Rendez-vous est donné à la profession – journalistes, organisateurs venus faire leurs courses – au rez-de-chaussée du Baiser salé où l’on me passe au poignet un bracelet jaune me donnant un accès prioritaire aux différents programme. Le temps de saluer quelques mains et claquer quelques bises dans un espace fort confiné, j’ose le trio Sweet Dog de Julien Soro (sax ténor, électonique), Paul Jarret (guitare électrique) et Ariel Tessier (batterie) qui invite la clarinettiste Elodie Pasquier à se joindre à leurs exercices d’improvisation collective sans préalable. D’emblée ça grince, ça frotte, ça sature, ça growl, ça hurle, ça déborde devant les buveurs de bière du Guinness habitués à des musiques rudes mais plus limpides, et passablement interloqués de se voir rejoints pas un autre public plus habitué au Sunset-Sunside, au Baiser Salé et au Duc des Lombards. D’un bord comme de l’autre, on fuit rapidement ce furieux chaos sonore pour aller boire sa bière dans le brouhaha de la rue ou pour essayer un autre programme, ou l’on reste, les uns intrigués les autres en amateurs, tandis qu’aux premières clameurs musicales lancées comme on se jette dans une eau trop froide succède l’ébauche d’un récit collectif où chacun évolue à l’écoute de l’autre, glissant d’une proposition timbrale à une esquisse mélodique, d’un bruissement à un semblant de rythme, d’une action momentanée à une nappe sonore… et le concert se termine sans que l’on ait eu le temps de s’ennuyer.

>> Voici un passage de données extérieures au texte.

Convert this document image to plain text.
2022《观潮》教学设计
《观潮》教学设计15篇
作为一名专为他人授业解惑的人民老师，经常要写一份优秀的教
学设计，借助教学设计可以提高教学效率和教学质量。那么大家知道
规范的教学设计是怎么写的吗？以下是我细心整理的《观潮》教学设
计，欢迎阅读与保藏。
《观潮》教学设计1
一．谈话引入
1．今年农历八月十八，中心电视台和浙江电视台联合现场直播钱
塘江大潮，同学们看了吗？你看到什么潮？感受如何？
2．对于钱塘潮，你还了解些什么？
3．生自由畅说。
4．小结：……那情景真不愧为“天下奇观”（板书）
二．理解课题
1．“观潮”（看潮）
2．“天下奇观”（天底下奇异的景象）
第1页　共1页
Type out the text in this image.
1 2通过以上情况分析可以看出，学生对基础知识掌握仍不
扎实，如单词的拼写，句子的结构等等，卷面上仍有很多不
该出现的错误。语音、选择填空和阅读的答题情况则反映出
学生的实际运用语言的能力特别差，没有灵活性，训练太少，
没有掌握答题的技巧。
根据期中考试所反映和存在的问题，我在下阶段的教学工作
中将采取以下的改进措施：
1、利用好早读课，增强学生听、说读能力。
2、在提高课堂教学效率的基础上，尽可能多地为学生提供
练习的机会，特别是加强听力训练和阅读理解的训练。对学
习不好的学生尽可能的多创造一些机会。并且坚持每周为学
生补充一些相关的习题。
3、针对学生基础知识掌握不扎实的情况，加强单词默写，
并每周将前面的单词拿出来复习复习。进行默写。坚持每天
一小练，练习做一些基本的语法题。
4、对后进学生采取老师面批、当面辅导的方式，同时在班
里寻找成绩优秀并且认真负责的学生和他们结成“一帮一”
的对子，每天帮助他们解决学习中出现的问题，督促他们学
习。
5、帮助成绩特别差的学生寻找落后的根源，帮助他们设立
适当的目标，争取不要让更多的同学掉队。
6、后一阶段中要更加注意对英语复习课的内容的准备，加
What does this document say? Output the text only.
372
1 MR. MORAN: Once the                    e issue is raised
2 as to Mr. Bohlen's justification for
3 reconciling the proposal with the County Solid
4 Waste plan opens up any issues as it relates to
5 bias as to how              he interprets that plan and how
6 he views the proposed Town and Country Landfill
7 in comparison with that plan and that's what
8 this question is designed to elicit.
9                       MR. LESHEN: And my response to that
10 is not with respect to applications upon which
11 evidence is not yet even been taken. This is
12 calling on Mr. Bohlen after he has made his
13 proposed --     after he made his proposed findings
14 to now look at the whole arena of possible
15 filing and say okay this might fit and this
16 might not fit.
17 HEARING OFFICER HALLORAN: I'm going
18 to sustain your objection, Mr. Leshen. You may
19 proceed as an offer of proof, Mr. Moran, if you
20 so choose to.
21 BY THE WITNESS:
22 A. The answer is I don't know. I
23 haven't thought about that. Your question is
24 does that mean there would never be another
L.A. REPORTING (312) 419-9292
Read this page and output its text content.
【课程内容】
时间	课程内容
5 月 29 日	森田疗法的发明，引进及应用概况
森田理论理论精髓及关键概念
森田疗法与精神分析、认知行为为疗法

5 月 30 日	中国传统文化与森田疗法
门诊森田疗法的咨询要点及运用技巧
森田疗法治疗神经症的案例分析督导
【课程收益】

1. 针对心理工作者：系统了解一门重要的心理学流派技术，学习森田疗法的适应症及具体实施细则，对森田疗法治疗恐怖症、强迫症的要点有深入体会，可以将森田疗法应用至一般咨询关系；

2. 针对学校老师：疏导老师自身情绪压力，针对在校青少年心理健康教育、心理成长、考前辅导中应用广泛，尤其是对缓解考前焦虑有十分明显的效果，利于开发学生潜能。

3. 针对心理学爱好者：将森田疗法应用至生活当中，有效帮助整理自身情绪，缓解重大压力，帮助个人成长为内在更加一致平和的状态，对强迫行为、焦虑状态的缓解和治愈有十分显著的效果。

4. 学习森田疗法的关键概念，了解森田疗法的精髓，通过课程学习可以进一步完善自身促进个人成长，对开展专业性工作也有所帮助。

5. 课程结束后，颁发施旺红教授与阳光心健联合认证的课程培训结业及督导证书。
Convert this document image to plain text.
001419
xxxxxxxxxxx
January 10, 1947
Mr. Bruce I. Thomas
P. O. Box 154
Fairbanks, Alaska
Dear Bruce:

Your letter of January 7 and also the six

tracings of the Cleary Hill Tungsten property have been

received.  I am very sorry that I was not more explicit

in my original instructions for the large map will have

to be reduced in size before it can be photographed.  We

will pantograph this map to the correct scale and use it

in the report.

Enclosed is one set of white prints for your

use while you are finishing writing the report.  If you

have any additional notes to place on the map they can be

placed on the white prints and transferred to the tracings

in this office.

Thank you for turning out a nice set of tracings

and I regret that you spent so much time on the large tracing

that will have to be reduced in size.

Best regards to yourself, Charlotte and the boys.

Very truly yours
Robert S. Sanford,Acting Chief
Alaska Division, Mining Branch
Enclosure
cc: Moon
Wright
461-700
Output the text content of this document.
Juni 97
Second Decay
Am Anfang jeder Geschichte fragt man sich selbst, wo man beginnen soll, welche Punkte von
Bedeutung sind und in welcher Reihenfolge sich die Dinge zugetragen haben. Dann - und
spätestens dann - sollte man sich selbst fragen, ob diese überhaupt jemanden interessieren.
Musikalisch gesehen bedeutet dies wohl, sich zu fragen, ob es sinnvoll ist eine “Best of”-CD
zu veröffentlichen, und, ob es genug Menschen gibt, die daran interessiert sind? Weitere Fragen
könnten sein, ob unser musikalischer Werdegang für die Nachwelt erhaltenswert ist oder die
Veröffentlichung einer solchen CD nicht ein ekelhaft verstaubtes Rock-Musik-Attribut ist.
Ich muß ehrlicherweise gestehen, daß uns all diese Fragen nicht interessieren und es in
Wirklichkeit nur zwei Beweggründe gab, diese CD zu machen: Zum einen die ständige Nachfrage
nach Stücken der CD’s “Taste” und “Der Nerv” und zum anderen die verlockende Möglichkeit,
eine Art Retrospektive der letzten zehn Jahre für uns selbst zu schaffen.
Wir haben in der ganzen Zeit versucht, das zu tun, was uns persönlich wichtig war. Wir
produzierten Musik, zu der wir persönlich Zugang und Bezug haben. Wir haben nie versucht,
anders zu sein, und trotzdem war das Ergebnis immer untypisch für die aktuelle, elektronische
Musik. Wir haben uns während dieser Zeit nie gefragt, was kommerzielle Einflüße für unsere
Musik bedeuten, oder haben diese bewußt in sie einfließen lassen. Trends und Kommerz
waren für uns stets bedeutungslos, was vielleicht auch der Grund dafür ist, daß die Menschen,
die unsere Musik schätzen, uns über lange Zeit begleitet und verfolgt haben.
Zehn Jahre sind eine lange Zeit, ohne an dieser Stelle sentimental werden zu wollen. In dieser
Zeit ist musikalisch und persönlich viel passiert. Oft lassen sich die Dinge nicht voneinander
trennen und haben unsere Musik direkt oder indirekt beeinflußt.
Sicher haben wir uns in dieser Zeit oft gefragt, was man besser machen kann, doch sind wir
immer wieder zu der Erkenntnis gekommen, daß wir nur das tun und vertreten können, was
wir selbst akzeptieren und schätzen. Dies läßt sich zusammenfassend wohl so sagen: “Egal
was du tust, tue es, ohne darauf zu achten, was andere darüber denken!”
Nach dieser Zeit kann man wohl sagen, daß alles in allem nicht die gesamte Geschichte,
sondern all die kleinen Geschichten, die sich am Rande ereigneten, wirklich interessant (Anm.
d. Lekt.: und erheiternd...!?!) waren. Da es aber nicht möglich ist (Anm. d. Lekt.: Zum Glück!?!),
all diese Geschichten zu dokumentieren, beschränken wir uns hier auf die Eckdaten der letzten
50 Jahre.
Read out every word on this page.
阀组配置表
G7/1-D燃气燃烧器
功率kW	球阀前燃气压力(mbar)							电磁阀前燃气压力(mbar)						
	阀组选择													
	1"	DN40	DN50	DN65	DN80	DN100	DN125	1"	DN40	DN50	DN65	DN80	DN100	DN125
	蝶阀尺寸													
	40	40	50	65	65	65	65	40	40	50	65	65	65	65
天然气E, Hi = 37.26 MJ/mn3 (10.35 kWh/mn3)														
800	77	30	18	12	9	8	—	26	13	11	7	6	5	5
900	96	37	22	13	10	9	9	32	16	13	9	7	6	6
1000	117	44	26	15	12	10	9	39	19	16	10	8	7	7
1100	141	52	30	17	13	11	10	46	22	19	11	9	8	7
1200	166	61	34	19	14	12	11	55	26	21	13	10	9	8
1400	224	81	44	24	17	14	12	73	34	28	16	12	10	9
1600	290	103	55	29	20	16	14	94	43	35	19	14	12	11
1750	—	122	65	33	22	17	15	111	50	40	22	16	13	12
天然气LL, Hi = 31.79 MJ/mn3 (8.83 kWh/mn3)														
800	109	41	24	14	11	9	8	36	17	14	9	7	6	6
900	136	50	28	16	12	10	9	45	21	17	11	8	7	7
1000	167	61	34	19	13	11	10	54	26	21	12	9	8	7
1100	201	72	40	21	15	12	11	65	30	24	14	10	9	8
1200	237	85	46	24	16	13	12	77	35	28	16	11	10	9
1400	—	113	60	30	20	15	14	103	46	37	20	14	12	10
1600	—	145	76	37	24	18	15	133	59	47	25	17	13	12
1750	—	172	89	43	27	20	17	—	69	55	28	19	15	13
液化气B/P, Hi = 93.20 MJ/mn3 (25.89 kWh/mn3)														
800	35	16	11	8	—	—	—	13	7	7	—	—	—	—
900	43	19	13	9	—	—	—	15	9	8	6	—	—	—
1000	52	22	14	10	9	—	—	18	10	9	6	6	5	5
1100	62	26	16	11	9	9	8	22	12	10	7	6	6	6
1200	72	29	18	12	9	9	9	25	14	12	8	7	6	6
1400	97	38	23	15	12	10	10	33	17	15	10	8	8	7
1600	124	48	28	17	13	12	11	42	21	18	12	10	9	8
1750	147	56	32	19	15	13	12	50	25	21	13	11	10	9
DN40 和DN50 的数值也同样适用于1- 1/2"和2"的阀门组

Devant le Duc des Lombards, mon bracelet jaune me permet de couper un longue queue suffisamment discrètement pour ne pas soulever de protestation et au lieu de Lou Tavano que j’espérais voir, je tombe sur le pianiste-chanteur Maher Beauroy dont le set a pris quelque retard. Après le Sweet Dog pas si sweet que ça que je viens de fréquenter, le contraste est saisissant. Charme antillais de la voix et des mélodies soulignées d’un violon ductile (Robin Antunes), précision des arrangements, créolité du piano mêlant sa dextérité rythmique aux souples entrelacs de contrebasse (Sélène Saint-Aimé) et batterie (Tilo Bertholo), alchimie des timbres mêlés du vibraphone (Alexis Valet) et du steel band (la guest star Andy Narell).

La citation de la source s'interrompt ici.